Norcia e Cascia

CASCIA 



Famosa in tutto il mondo per aver dato i natali a Santa Rita da Cascia è uno splendido borgo che dal monastero, posto sulla sommità della collina scende verso le pendici dove si è costruita l'espansione della città contemporanea.

Il centro storico è stata tutta zona rossa, completamente evacuato, durante il nostro sopralluogo era stato in parte riaperto. Nell'immediato, a livello umano ci siamo resi conto della situazione surreale: camminare per quelle antiche vie e vederle completamente vuote, con le piante sul terrazzo che stanno seccando perché da giorni non sono innaffiate. Una luce dimenticata accesa. Si spera che la situazione passi. Troviamo un uomo con cui fare due chiacchere, mentre sta rientrando in casa, gli occhi fermi con lo spettro della paura che aleggia nelle sue parole. Però siamo tecnici, abbiamo preso questo impegno con il cinismo che la professione deve avere e ce ne facciamo una ragione, ma visto che si dovrà prendere decisioni importanti è giusto conoscere anche la parte emotiva della situazione.

Iniziamo a fare due analisi sulle strutture seguenti:


Questa chiesa inserita all'interno di un aggregato strutturale sembra non presentare nessun danno, solo una fessura inserita a metà facciata. Discutendo con gli altri mie colleghi è di difficile spiegazione questo comportamento. Poi avvicinandoci e guardandola da una altro punto di vista, ci siamo resi conto di come un muro spanciasse in avanti, rischiando di fatto il ribaltamento, questo succede spesso nelle chiese e quando si ha a che fare con larghe porzioni di muro che non sono ben ammorsate o incatenate.





Questa Chiesa nella parte bassa di Cascia non sembra presentare danni esterni nella, ma il campanile tuttavia ha avuto dei problemi. Pertanto è stata disposta la cerchiatura come primo intervento di messa in sicurezza ( intesa sia della struttura, sia delle strutture vicine e sia di chi passa lì sotto). Il problema nei campanili si ha solitamente nella cella posta in sommità, dove le aperture creano una debolezza. Bisogno sempre ben incatenare i 4 spigoli che altrimenti danno una risposta che porta al collasso dei singoli muri, mentre se sono incatenati si comportano come un solo elemento (alla stregua di un pilastro cavo). 

Nel caso in esame le catene sono insufficienti, sono poste in sommità ma non nella parte bassa e con il sisma si è fessurata la cella campanaria, giustamente come primo intervento si è posta una cerchiatura: una serie di pali e tavole in legno ancorate alla muratura attorno alle quale viene posto un cavo di acciaio che lega il tutto.






Questi sono i palazzi nuovi di Cascia. Sembra che il problema non sia strutturale, cioè del cemento armato, ma bensì nel ribaltamento dei muri, che non sono stati ben ammorsati con le pareti laterali ne collegate con ferri o con diatoni all'altro paramento murario. 




Il palazzo è sempre lo stesso, è  tra le due finestre, si vede che è fessurata, ma dovrebbe essere 'giusto' così; mi spiego meglio: per realizzare una struttura che resisti a qualsiasi genere di azione sismica servirebbe una capacità economica veramente elevata, ci sono delle soluzioni tecnologiche che dissipano parte dell'energia dell'azione alla base, ma sono interventi di ditte specializzate. Mentre nel quotidiano molto viene lasciato alle regole dell'arte. La struttura si deve danneggiare al punto limite  ma restare in piedi, in maniera che chi è all'interno, possa uscire con le proprie gambe salvaguardandone l'incolumità.
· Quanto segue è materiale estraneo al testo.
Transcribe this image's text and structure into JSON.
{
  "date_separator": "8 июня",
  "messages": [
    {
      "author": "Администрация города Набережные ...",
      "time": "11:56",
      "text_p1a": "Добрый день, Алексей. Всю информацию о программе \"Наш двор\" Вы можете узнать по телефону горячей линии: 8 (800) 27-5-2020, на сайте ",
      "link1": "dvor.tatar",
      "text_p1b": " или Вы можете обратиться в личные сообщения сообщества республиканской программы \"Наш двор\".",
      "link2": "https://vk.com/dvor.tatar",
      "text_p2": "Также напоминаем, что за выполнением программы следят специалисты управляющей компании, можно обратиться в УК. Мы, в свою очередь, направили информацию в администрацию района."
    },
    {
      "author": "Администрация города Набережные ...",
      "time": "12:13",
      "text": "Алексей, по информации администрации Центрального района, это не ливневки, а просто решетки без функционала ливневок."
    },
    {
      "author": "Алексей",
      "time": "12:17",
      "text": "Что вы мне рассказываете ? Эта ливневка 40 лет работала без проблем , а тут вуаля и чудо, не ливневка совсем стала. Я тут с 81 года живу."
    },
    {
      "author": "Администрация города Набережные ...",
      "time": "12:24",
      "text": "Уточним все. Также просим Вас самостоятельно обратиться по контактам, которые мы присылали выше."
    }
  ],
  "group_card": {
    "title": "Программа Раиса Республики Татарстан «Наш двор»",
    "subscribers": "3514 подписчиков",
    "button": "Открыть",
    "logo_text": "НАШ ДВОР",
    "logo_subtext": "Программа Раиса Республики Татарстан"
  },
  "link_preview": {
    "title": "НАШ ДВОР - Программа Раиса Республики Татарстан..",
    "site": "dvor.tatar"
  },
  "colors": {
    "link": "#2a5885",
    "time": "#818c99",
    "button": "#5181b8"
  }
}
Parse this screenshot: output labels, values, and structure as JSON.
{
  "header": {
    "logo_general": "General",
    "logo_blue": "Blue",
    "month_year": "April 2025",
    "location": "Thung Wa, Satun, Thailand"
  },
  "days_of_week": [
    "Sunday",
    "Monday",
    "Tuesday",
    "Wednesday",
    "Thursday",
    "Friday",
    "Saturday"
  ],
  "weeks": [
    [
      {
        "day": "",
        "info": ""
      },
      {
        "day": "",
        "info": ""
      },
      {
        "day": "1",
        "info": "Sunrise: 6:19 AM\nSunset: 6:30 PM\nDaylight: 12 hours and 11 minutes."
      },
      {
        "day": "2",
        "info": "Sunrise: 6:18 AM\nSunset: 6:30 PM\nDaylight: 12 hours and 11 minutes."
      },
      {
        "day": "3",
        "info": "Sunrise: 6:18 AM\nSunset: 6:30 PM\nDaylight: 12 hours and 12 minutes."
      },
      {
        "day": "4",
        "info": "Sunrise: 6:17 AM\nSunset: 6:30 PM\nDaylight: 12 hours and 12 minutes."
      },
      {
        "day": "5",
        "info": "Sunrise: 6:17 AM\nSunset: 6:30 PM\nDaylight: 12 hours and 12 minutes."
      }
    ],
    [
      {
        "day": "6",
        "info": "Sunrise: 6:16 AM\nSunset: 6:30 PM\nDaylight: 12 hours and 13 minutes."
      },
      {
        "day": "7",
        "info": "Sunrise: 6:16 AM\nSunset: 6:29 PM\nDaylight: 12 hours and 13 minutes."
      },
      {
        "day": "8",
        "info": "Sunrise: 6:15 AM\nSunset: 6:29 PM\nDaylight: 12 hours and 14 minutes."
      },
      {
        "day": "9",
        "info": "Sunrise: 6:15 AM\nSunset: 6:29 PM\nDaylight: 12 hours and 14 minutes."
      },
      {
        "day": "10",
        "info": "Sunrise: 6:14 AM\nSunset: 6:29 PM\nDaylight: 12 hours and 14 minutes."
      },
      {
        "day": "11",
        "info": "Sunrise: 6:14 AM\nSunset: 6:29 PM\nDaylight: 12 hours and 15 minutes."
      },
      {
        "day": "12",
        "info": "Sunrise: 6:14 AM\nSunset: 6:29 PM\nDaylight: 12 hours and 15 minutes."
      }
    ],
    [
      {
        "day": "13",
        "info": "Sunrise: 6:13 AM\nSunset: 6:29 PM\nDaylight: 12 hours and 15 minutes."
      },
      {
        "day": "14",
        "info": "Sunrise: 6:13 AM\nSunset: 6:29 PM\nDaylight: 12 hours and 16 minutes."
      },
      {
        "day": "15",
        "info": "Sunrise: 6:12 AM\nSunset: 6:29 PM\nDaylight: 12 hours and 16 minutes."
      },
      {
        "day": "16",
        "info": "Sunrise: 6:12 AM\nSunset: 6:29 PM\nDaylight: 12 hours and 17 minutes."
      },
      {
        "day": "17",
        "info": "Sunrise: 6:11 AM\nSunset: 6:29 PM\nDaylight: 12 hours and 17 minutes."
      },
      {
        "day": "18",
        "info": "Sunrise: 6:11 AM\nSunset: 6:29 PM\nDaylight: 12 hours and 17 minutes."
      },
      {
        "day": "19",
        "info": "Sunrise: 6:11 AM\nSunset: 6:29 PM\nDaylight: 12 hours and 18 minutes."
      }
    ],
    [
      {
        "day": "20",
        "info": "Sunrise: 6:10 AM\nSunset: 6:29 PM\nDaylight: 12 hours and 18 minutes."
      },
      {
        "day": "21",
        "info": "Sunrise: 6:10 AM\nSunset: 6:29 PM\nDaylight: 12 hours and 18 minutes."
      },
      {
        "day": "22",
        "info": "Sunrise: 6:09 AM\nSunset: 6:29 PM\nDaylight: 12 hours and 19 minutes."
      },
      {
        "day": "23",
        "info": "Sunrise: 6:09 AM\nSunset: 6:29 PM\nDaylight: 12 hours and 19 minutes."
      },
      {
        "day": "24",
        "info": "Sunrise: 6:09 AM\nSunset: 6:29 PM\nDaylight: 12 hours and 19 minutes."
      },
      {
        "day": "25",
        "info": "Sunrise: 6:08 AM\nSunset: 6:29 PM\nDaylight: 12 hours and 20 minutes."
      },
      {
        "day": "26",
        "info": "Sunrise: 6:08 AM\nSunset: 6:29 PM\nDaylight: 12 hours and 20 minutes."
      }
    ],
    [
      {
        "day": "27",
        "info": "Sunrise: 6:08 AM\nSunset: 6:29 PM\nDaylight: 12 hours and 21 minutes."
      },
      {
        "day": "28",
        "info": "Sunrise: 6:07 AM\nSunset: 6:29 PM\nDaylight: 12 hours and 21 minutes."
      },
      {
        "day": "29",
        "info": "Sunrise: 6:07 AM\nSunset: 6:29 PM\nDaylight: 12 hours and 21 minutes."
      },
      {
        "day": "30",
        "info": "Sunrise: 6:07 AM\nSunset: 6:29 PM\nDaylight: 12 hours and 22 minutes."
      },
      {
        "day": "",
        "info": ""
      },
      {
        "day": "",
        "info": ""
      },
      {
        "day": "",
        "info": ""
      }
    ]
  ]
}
Dopodiché la struttura potrà anche essere demolita e ricostruita se insanabile. 



Uno dei problemi che abbiamo riscontrato che non credevamo così importante: i comignoli. Sono tendenzialmente elementi prefabbricati che si mettono senza nessun studio strutturale importante (tranne alcuni camini di una certa importanza). Però, con il sisma questi elementi tendono a ribaltarsi e devono essere rimossi perché potrebbero essere causa di inagibilità. Sarebbe doveroso dopo questa esperienza, fare degli studi precisi per evitare dei danneggiamenti in caso di sisma anche di questi elementi non strutturali.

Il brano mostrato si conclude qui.